The Rock vs. In Cold Blood

Many people tell me they don’t read fiction. They tell me that they prefer true stories. They even tell me that they only watch reality TV (although many friends claim not to watch television ever). To all of the truth verses fiction people I say: truth and fact are not synonyms.

When people tell me they only read or watch true stories, what they are really saying is that they prefer to read or watch stories inspired by real life events. They want a non-fictional basis to their fictional material. There is in fact nothing in print or on the screen that is not edited, shaped, and altered by the process of writing, filming, or even verbal story telling. The very act of reporting an event changes the event being reported. Have you ever listened to two people report on what they saw while watching the same event? Which version is factual? Story telling is a montage of life experiences. Events are selected and shaped. This is true of both non-fiction and fiction.  To do otherwise (with apologies to James Joyce) makes for a tedious, boring story. Try taping actual conversations while sitting in Starbucks or while at the airport and transcribing them. Listening to the recordings or reading the transcripts is excruciating. I’ve done it.
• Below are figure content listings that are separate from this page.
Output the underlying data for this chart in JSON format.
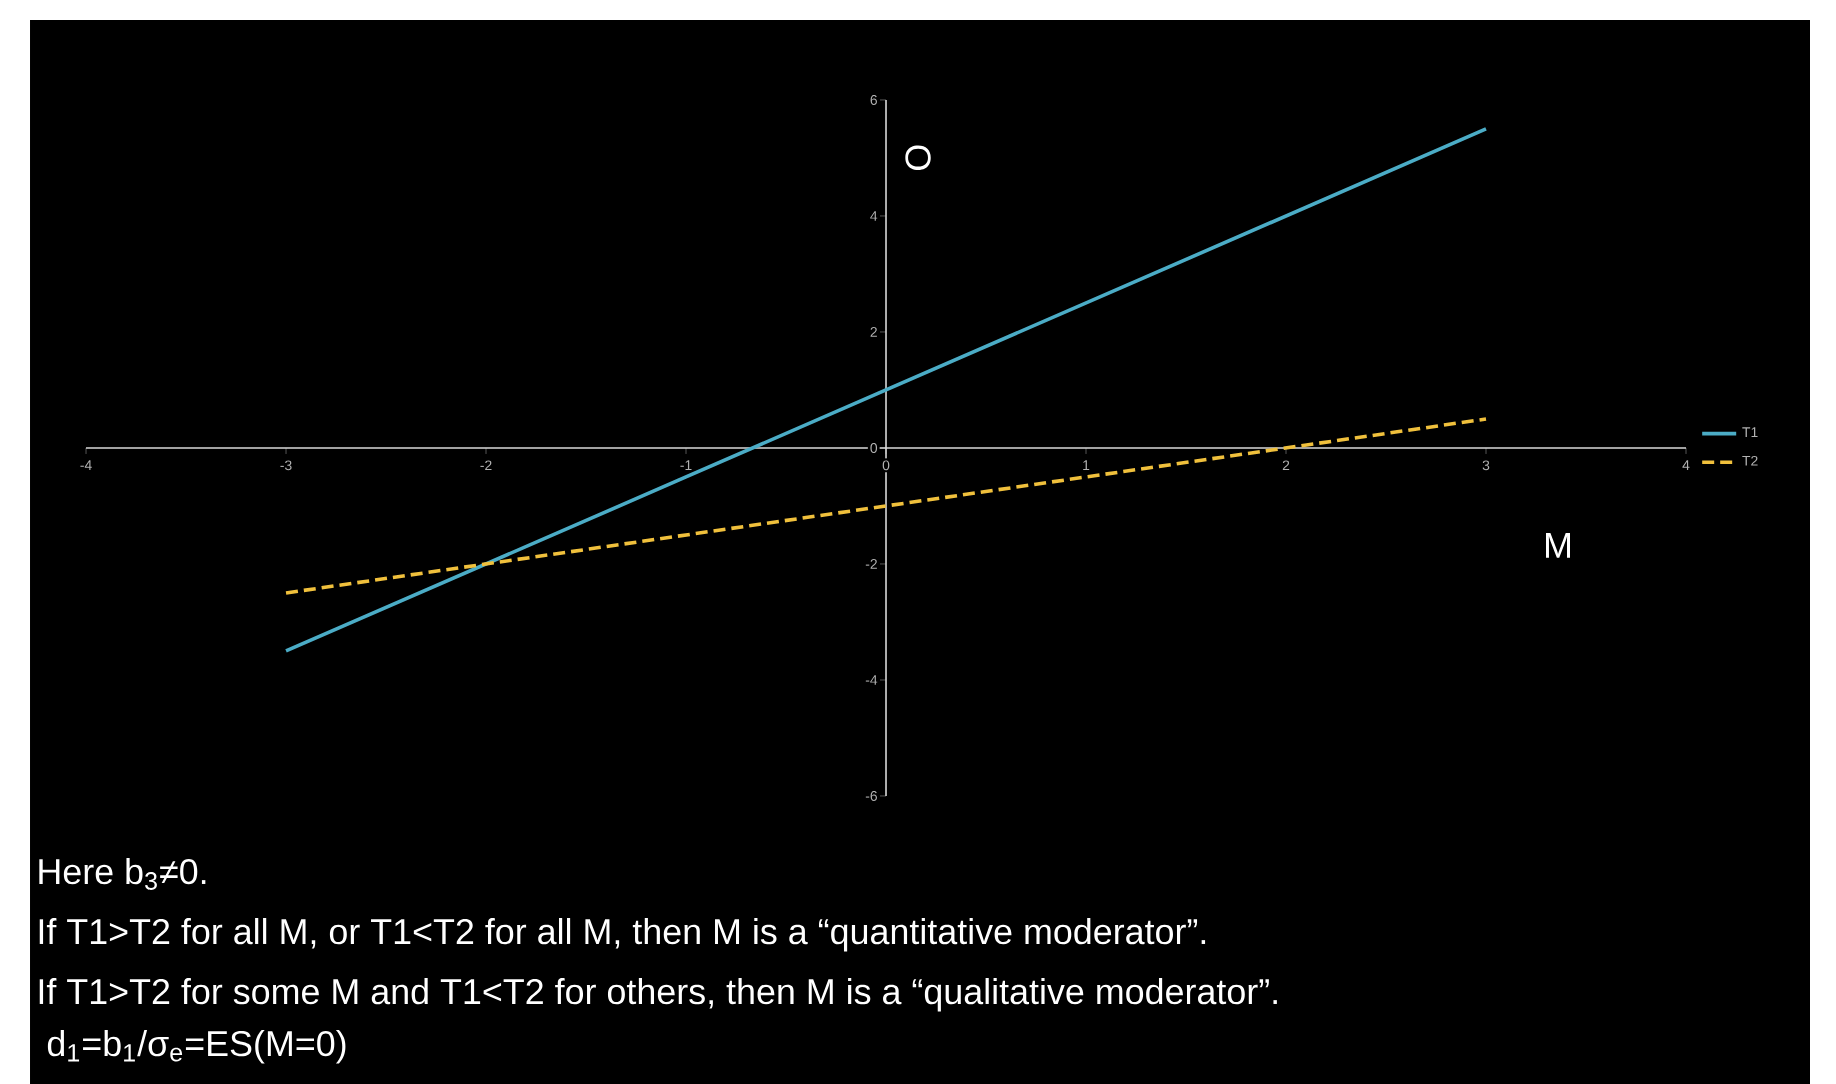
{
  "chart_data": {
    "type": "line",
    "xlabel": "M",
    "ylabel": "O",
    "x": [
      -3,
      -2,
      -1,
      0,
      1,
      2,
      3
    ],
    "series": [
      {
        "name": "T1",
        "color": "#4bacc6",
        "line_style": "solid",
        "values": [
          -3.5,
          -2,
          -0.5,
          1,
          2.5,
          4,
          5.5
        ]
      },
      {
        "name": "T2",
        "color": "#f0c03c",
        "line_style": "dashed",
        "values": [
          -2.5,
          -2,
          -1.5,
          -1,
          -0.5,
          0,
          0.5
        ]
      }
    ],
    "xlim": [
      -4,
      4
    ],
    "ylim": [
      -6,
      6
    ],
    "xticks": [
      -4,
      -3,
      -2,
      -1,
      0,
      1,
      2,
      3,
      4
    ],
    "yticks": [
      -6,
      -4,
      -2,
      0,
      2,
      4,
      6
    ],
    "grid": false,
    "legend": "right",
    "marker": "none",
    "annotations": [
      "Here b$_{3}$≠0.",
      "If T1>T2 for all M, or T1<T2 for all M, then M is a “quantitative moderator”.",
      "If T1>T2 for some M and T1<T2 for others, then M is a “qualitative moderator”.",
      " d$_{1}$=b$_{1}$/σ$_{e}$=ES(M=0)"
    ]
  }
}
Recently, while preparing food, I was listening to an NPR station in Los Angeles. The program featured a story about Truman Capote’s famous book, IN COLD BLOOD. The book is often called ‘the’ masterpiece of non-fiction narrative and rightly so. The NPR report said that significant parts of the book also are made up (aka fiction). Capote used details that are simply not true – details that he knew were not true. The big question for the reporter, therefore, was how much of what Capote claimed to have happened that cannot be proven, such as the relationship between the two killers? My question is this: does it matter? Do we not feel that you have entered the corridor of evil when you read Capote’s book? Do we not feel a sense of a time when senseless murder shocked people differently from how it impacts people today? Do we not learn something about crime and punishment? Do we not suffer or grieve or weep?
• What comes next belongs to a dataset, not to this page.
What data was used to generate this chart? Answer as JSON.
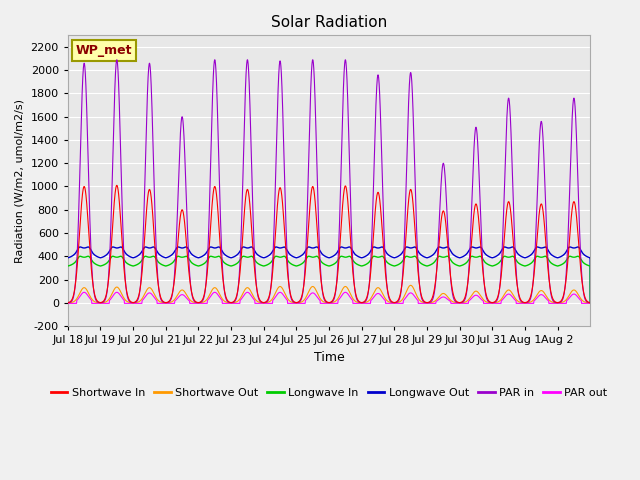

The first book I published was a memoir, a story about a man who was an aviation disaster investigator. To the best of my knowledge, I did not write about events that did not occur. On the other hand, most of the names in the book are fictional. The legal department insisted on it. If we knew for a ‘fact’ that the person is named Ken, we still had to call that person Kevin or …. The non-fiction narrative I co-wrote opens with a scene inside a house on Christmas Eve. The man is doing whatever and his wife is reading to their son. The man gets a phone call telling him that a helicopter has crashed. The man and the woman talk. They put on their coats and leave the house. Does anyone reading the chapter believe that there was a tape recorder running in the living room? Does the reader believe someone was taking notes? The conversation and actions of the characters dramatize what the subject of the memoir remembers looking back many years later. The words spoken, the actions of characters, and the thoughts and feelings expressed were made up by me (though inspired by a factual event).

Perhaps you believe that Survivor is real, that the cameras are turned on for an hour a week and that people do these amazing things for an hour. Do you never wonder about the other six days and twenty-three hours?Perhaps you even believe that wresting is real, that The Rock actually hit someone in the face with his elbow and did not draw blood or break bones. Perhaps you think that we truly know what President Lincoln said to his wife in their bedroom in 1863. If you do … but you don’t, do you, really?

Nothing I am saying here excuses people who write fiction and claim the work is non-fiction in order to appeal to an audience who prides itself on not reading fiction. (I grew up in the Missouri Ozarks and do not know of a truer portrayal than in the fictional book and feature film, WINTER’S BONE). Writers, filmmakers, and other storytellers lie about their work because they know it is easier to sell books and movies to the public. I’ve written both non-fiction and fiction books; I’ve written non-fiction and fiction screenplays. I even got fired as the screenwriter on a biographical movie for writing about what really happened and by using the “actual” words of the character (found in letters written by her). I wrote facts. The producers wanted something else: a bigger truth.  So did I when I wrote the thriller novel (some call it a horror/thriller) Claws.

Claws is based on an actual event that occurred in 1995, but I did not write about the State Police hunt or the man and women who ran Ligertown and went to jail because of animal cruelty. In writing Claws I wanted to explore a truth that is not found in facts. The truth I wanted to write about is found by delving into human behavior. The truth of my novel comes from reporting how people behave under duress or while in love or faced with hard choices. To me, the only truth worth writing about is the truth of the human heart. In my experience fiction often is truer than fact when it comes to exploring human actions and emotions. Now that’s a fact!